Yuup, you guessed it! Another baseball manga! I haven’t dropped Ikkyuu-san entirely, but volume 4 was rather boring, so I started something else on my list. I meant to just read a chapter or two for a change of pace, but before I knew it I’d finished the first two volumes of Gyakkyou Nine.
Gyakkyou = adversity. Nine = the nine members of the baseball team. This super hotblooded shounen manga is all about a baseball captain named Fukutsu Toshi (i.e. Indomitable Fighting Spirit) overcoming all kinds of far-fetched trials to keep his team intact and get them to Koshien. First he has to keep his team from disaster long enough so they can face the best team in the prefecture, then later on he has to study hard enough to avoid remedial classes… only to find out that most of his team didn’t pass the exams either… so now he needs to recruit a new team… and then he injures his arm… It just never ends.
Is it good? So far, it’s definitely amusing. In a trainwreck kind of “Just how bad can it get?!” situation. Everyone reacts in a completely over the top way to the least little problem, and it’s pretty funny somehow. That’s how exaggeration has to be – waaaay beyond the realm of reason, otherwise the reader starts trying to insert some logic into the situation, and then the whole thing falls apart. Kazuhiko Shimamoto avoids that by keeping the manga constantly moving along and making the problems flow thick and fast. At the end of volume 2 Toshi is in yet another pinch: his dream girl asked him out on a date… on the day of his match… and he accepted and ditched the game! How is he going to face his team now? Heh heh, this should be interesting to see.

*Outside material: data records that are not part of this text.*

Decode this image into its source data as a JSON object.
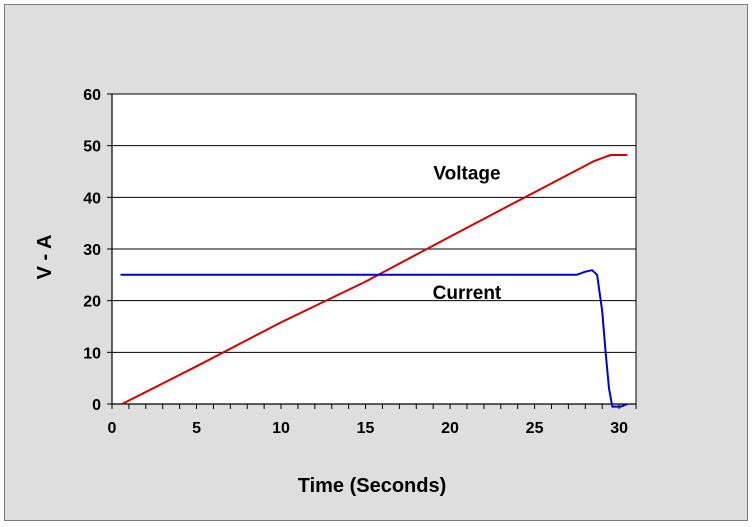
{
  "chart_data": {
    "type": "line",
    "title": "",
    "xlabel": "Time (Seconds)",
    "ylabel": "V - A",
    "xlim": [
      0,
      31
    ],
    "ylim": [
      0,
      60
    ],
    "x_ticks": [
      0,
      5,
      10,
      15,
      20,
      25,
      30
    ],
    "y_ticks": [
      0,
      10,
      20,
      30,
      40,
      50,
      60
    ],
    "grid": "horizontal",
    "legend": "inline labels",
    "series": [
      {
        "name": "Voltage",
        "color": "#cc0000",
        "points": [
          [
            0.6,
            0
          ],
          [
            5,
            7.3
          ],
          [
            10,
            15.8
          ],
          [
            15,
            23.7
          ],
          [
            20,
            32.4
          ],
          [
            25,
            41
          ],
          [
            28.5,
            47
          ],
          [
            29.5,
            48.2
          ],
          [
            30.5,
            48.2
          ]
        ]
      },
      {
        "name": "Current",
        "color": "#0000cc",
        "points": [
          [
            0.5,
            25
          ],
          [
            27.5,
            25
          ],
          [
            28,
            25.6
          ],
          [
            28.4,
            25.9
          ],
          [
            28.7,
            25
          ],
          [
            29,
            18
          ],
          [
            29.2,
            10
          ],
          [
            29.4,
            3
          ],
          [
            29.6,
            -0.5
          ],
          [
            30.1,
            -0.5
          ],
          [
            30.5,
            0
          ]
        ]
      }
    ]
  }
}
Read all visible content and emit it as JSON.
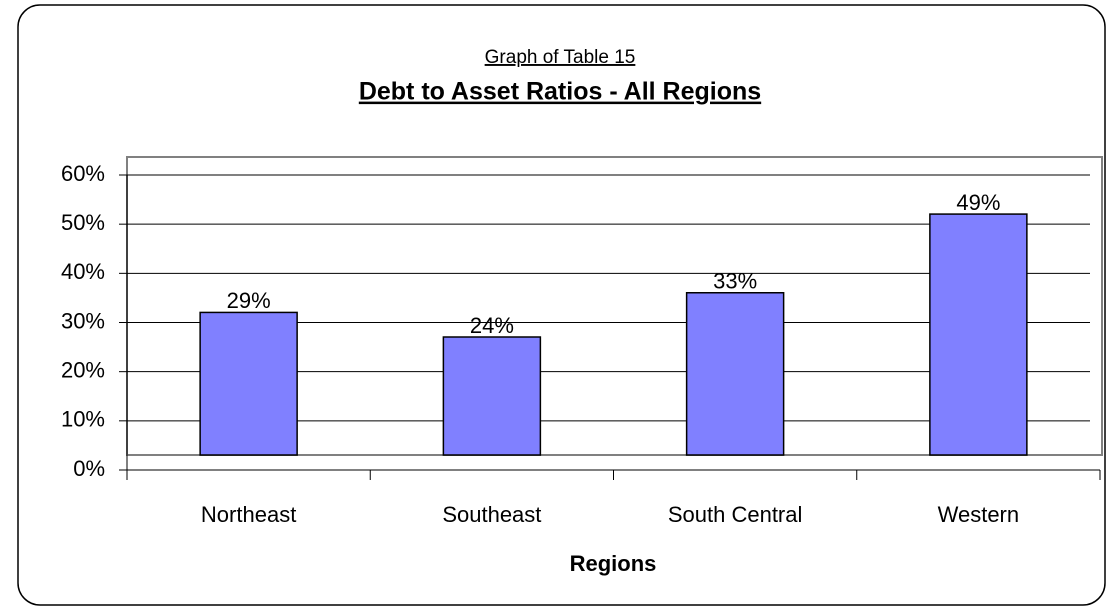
{
  "chart_data": {
    "type": "bar",
    "subtitle": "Graph of Table 15",
    "title": "Debt to Asset Ratios - All Regions",
    "x_label": "Regions",
    "categories": [
      "Northeast",
      "Southeast",
      "South Central",
      "Western"
    ],
    "values": [
      29,
      24,
      33,
      49
    ],
    "value_labels": [
      "29%",
      "24%",
      "33%",
      "49%"
    ],
    "color": "#8080ff",
    "ylim": [
      0,
      60
    ],
    "yticks": [
      {
        "value": 0,
        "label": "0%"
      },
      {
        "value": 10,
        "label": "10%"
      },
      {
        "value": 20,
        "label": "20%"
      },
      {
        "value": 30,
        "label": "30%"
      },
      {
        "value": 40,
        "label": "40%"
      },
      {
        "value": 50,
        "label": "50%"
      },
      {
        "value": 60,
        "label": "60%"
      }
    ],
    "grid": true
  }
}
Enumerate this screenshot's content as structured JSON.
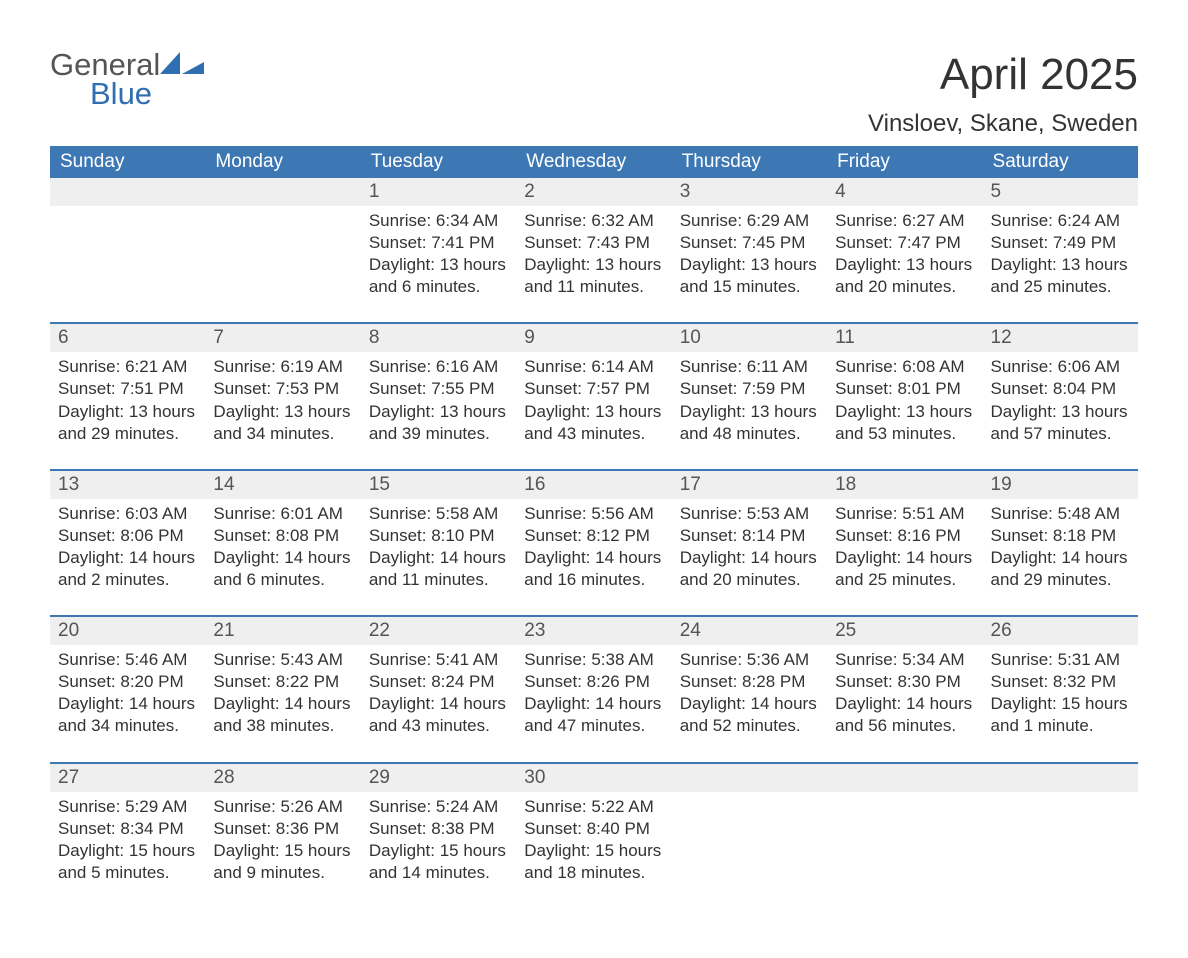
{
  "logo": {
    "word1": "General",
    "word2": "Blue"
  },
  "title": "April 2025",
  "subtitle": "Vinsloev, Skane, Sweden",
  "colors": {
    "header_bg": "#3d78b5",
    "header_text": "#ffffff",
    "daynum_bg": "#efefef",
    "daynum_border": "#3d78b5",
    "body_text": "#333333",
    "logo_gray": "#555555",
    "logo_blue": "#2f6eb0",
    "page_bg": "#ffffff"
  },
  "weekdays": [
    "Sunday",
    "Monday",
    "Tuesday",
    "Wednesday",
    "Thursday",
    "Friday",
    "Saturday"
  ],
  "weeks": [
    [
      {
        "n": "",
        "sunrise": "",
        "sunset": "",
        "daylight": ""
      },
      {
        "n": "",
        "sunrise": "",
        "sunset": "",
        "daylight": ""
      },
      {
        "n": "1",
        "sunrise": "Sunrise: 6:34 AM",
        "sunset": "Sunset: 7:41 PM",
        "daylight": "Daylight: 13 hours and 6 minutes."
      },
      {
        "n": "2",
        "sunrise": "Sunrise: 6:32 AM",
        "sunset": "Sunset: 7:43 PM",
        "daylight": "Daylight: 13 hours and 11 minutes."
      },
      {
        "n": "3",
        "sunrise": "Sunrise: 6:29 AM",
        "sunset": "Sunset: 7:45 PM",
        "daylight": "Daylight: 13 hours and 15 minutes."
      },
      {
        "n": "4",
        "sunrise": "Sunrise: 6:27 AM",
        "sunset": "Sunset: 7:47 PM",
        "daylight": "Daylight: 13 hours and 20 minutes."
      },
      {
        "n": "5",
        "sunrise": "Sunrise: 6:24 AM",
        "sunset": "Sunset: 7:49 PM",
        "daylight": "Daylight: 13 hours and 25 minutes."
      }
    ],
    [
      {
        "n": "6",
        "sunrise": "Sunrise: 6:21 AM",
        "sunset": "Sunset: 7:51 PM",
        "daylight": "Daylight: 13 hours and 29 minutes."
      },
      {
        "n": "7",
        "sunrise": "Sunrise: 6:19 AM",
        "sunset": "Sunset: 7:53 PM",
        "daylight": "Daylight: 13 hours and 34 minutes."
      },
      {
        "n": "8",
        "sunrise": "Sunrise: 6:16 AM",
        "sunset": "Sunset: 7:55 PM",
        "daylight": "Daylight: 13 hours and 39 minutes."
      },
      {
        "n": "9",
        "sunrise": "Sunrise: 6:14 AM",
        "sunset": "Sunset: 7:57 PM",
        "daylight": "Daylight: 13 hours and 43 minutes."
      },
      {
        "n": "10",
        "sunrise": "Sunrise: 6:11 AM",
        "sunset": "Sunset: 7:59 PM",
        "daylight": "Daylight: 13 hours and 48 minutes."
      },
      {
        "n": "11",
        "sunrise": "Sunrise: 6:08 AM",
        "sunset": "Sunset: 8:01 PM",
        "daylight": "Daylight: 13 hours and 53 minutes."
      },
      {
        "n": "12",
        "sunrise": "Sunrise: 6:06 AM",
        "sunset": "Sunset: 8:04 PM",
        "daylight": "Daylight: 13 hours and 57 minutes."
      }
    ],
    [
      {
        "n": "13",
        "sunrise": "Sunrise: 6:03 AM",
        "sunset": "Sunset: 8:06 PM",
        "daylight": "Daylight: 14 hours and 2 minutes."
      },
      {
        "n": "14",
        "sunrise": "Sunrise: 6:01 AM",
        "sunset": "Sunset: 8:08 PM",
        "daylight": "Daylight: 14 hours and 6 minutes."
      },
      {
        "n": "15",
        "sunrise": "Sunrise: 5:58 AM",
        "sunset": "Sunset: 8:10 PM",
        "daylight": "Daylight: 14 hours and 11 minutes."
      },
      {
        "n": "16",
        "sunrise": "Sunrise: 5:56 AM",
        "sunset": "Sunset: 8:12 PM",
        "daylight": "Daylight: 14 hours and 16 minutes."
      },
      {
        "n": "17",
        "sunrise": "Sunrise: 5:53 AM",
        "sunset": "Sunset: 8:14 PM",
        "daylight": "Daylight: 14 hours and 20 minutes."
      },
      {
        "n": "18",
        "sunrise": "Sunrise: 5:51 AM",
        "sunset": "Sunset: 8:16 PM",
        "daylight": "Daylight: 14 hours and 25 minutes."
      },
      {
        "n": "19",
        "sunrise": "Sunrise: 5:48 AM",
        "sunset": "Sunset: 8:18 PM",
        "daylight": "Daylight: 14 hours and 29 minutes."
      }
    ],
    [
      {
        "n": "20",
        "sunrise": "Sunrise: 5:46 AM",
        "sunset": "Sunset: 8:20 PM",
        "daylight": "Daylight: 14 hours and 34 minutes."
      },
      {
        "n": "21",
        "sunrise": "Sunrise: 5:43 AM",
        "sunset": "Sunset: 8:22 PM",
        "daylight": "Daylight: 14 hours and 38 minutes."
      },
      {
        "n": "22",
        "sunrise": "Sunrise: 5:41 AM",
        "sunset": "Sunset: 8:24 PM",
        "daylight": "Daylight: 14 hours and 43 minutes."
      },
      {
        "n": "23",
        "sunrise": "Sunrise: 5:38 AM",
        "sunset": "Sunset: 8:26 PM",
        "daylight": "Daylight: 14 hours and 47 minutes."
      },
      {
        "n": "24",
        "sunrise": "Sunrise: 5:36 AM",
        "sunset": "Sunset: 8:28 PM",
        "daylight": "Daylight: 14 hours and 52 minutes."
      },
      {
        "n": "25",
        "sunrise": "Sunrise: 5:34 AM",
        "sunset": "Sunset: 8:30 PM",
        "daylight": "Daylight: 14 hours and 56 minutes."
      },
      {
        "n": "26",
        "sunrise": "Sunrise: 5:31 AM",
        "sunset": "Sunset: 8:32 PM",
        "daylight": "Daylight: 15 hours and 1 minute."
      }
    ],
    [
      {
        "n": "27",
        "sunrise": "Sunrise: 5:29 AM",
        "sunset": "Sunset: 8:34 PM",
        "daylight": "Daylight: 15 hours and 5 minutes."
      },
      {
        "n": "28",
        "sunrise": "Sunrise: 5:26 AM",
        "sunset": "Sunset: 8:36 PM",
        "daylight": "Daylight: 15 hours and 9 minutes."
      },
      {
        "n": "29",
        "sunrise": "Sunrise: 5:24 AM",
        "sunset": "Sunset: 8:38 PM",
        "daylight": "Daylight: 15 hours and 14 minutes."
      },
      {
        "n": "30",
        "sunrise": "Sunrise: 5:22 AM",
        "sunset": "Sunset: 8:40 PM",
        "daylight": "Daylight: 15 hours and 18 minutes."
      },
      {
        "n": "",
        "sunrise": "",
        "sunset": "",
        "daylight": ""
      },
      {
        "n": "",
        "sunrise": "",
        "sunset": "",
        "daylight": ""
      },
      {
        "n": "",
        "sunrise": "",
        "sunset": "",
        "daylight": ""
      }
    ]
  ]
}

Despite being a manga about a baseball team captain, Gyakkyou Nine isn’t really a baseball manga, so there isn’t much focus on the game itself. The team does some cursory practice once in a while, and we’ve been shown fragments of a game once or twice, but it’s a manga about a guy who just happens to play baseball, so the sport is just a way to introduce more drama into his life, nothing more. It could be a baseball or a boxing manga without losing much. Which is not to say I hold that against it. It’s a pretty fun and silly manga, and I’ll be taking a break from Ikkyuu-san to finish this off first since it’s only 6 volumes.